WHAT I REALLY THINK IS GOING ON, and WHETHER I COULD JUST ACCEPT a NON-WORKING HUSBAND
- I think my spouse got a taste of staying at home while I paid the bills and discovered that not working is more fun to him than working.
- I think he got USED to staying at home all day and doesn't want to be bothered with working, ESPECIALLY since I can afford an apartment for us, food for us, etc., etc.
- Because he doesn't need a home or children, because that would require that he HELP ME, he DEFINITELY has no interest in getting out there and making enough money for us to get pregnant, get a home, etc.
I wasn't planning on getting too deep into what I write below, but you can imagine that my husband's changed values and behavior had me FLOORED and PERPLEXED. I read scores of books, went to counseling, constantly talk with my marriage counselor psychologist friend, etc.
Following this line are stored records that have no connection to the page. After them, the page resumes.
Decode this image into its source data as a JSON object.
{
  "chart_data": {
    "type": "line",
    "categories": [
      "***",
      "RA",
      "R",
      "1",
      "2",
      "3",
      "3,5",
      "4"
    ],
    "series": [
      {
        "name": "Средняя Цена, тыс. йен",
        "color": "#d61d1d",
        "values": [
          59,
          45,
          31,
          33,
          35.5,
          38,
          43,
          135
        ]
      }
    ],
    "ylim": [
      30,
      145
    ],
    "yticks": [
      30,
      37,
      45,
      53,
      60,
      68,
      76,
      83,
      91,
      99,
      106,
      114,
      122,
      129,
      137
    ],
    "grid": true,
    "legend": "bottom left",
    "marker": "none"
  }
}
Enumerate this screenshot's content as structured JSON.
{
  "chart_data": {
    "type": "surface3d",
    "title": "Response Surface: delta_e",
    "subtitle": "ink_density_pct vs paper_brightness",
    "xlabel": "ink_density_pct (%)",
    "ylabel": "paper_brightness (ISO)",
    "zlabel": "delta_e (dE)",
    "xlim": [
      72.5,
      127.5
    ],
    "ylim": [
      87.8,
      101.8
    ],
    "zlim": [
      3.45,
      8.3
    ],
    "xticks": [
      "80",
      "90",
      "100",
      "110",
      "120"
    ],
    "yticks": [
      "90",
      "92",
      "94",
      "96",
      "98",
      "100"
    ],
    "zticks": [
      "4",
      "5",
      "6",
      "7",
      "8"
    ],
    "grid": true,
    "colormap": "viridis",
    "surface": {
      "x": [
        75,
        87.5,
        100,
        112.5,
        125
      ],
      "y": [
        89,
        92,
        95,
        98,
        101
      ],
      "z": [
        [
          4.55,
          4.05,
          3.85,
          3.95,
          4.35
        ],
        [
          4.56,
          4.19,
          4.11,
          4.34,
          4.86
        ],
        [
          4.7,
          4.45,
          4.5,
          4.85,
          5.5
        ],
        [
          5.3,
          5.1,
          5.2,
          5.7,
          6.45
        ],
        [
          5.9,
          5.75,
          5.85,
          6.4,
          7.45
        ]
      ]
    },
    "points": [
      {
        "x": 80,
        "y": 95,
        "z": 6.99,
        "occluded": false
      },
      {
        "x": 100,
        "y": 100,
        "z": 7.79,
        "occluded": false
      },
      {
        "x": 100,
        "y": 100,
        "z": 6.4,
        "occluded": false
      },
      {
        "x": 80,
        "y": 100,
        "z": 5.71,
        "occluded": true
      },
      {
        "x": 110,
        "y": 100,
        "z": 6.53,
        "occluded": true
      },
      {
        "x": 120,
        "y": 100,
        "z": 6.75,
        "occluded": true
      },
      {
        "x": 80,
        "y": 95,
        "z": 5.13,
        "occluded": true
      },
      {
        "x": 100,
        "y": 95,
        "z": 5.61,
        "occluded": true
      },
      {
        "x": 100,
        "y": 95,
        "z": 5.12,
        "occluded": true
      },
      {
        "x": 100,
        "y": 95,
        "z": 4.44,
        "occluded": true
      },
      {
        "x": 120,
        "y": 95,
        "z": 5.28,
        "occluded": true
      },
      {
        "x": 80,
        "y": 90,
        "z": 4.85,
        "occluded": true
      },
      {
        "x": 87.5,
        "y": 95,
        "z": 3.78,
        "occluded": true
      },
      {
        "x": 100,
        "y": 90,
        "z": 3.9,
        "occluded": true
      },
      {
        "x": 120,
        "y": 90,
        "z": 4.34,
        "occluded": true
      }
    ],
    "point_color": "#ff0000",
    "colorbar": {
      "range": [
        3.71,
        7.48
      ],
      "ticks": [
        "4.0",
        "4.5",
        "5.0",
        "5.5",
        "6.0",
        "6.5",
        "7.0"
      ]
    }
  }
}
So here's what I REALLY think is the problem:
First, throw away your conception of what you THINK narcissism is/means. There is the lay person's use of the term, then there is the clinical meaning of the term. They are very, very, very, very different.
I believe my husband is a very sweet and kind person who has the clinical version of narcissism. As a result, I believe he has shut down work-wise. It is easier for him to stay away from that world and live in a fake world he creates to live in that doesn't confront his unemployment and what that might say about him.
I read the book "Narcissistic Lovers" and said "Ohhhhhhhhhhhhhh. Wow. Okay. THERE IS MY SPOUSE. He was injured as a child, and now he cannot handle situations that make him feel 'less than.'" Now I know why he works so hard not to keep butting up against an employment issue that makes him feel less than.
While I have great, great, GREAT sympathy for this, I'll be honest: I have a Harvard degree and I just work WHATEVER JOB. I have worked some really low-level jobs. I don't get to excuse myself from working.
No matter how well I believe I understand what's going on, I'm just not the kind of person that can handle going out to work all day while a man sits at home, even if he does all the housework and cooking and all. To be honest with you, even if he made only $15,000/year I could deal with that, though I'd be frustrated. It's the not working at all? At all? Who gets that luxury? I feel lived off of. And it won't go away.
My mom sees the pain I'm in. She asked me, "I know it's far-fetched and out there, but could you just work and let him take care of the children you would have, just so you get to be a mother?" I wish I could! I just can't. It just kills me. I just . . . can't.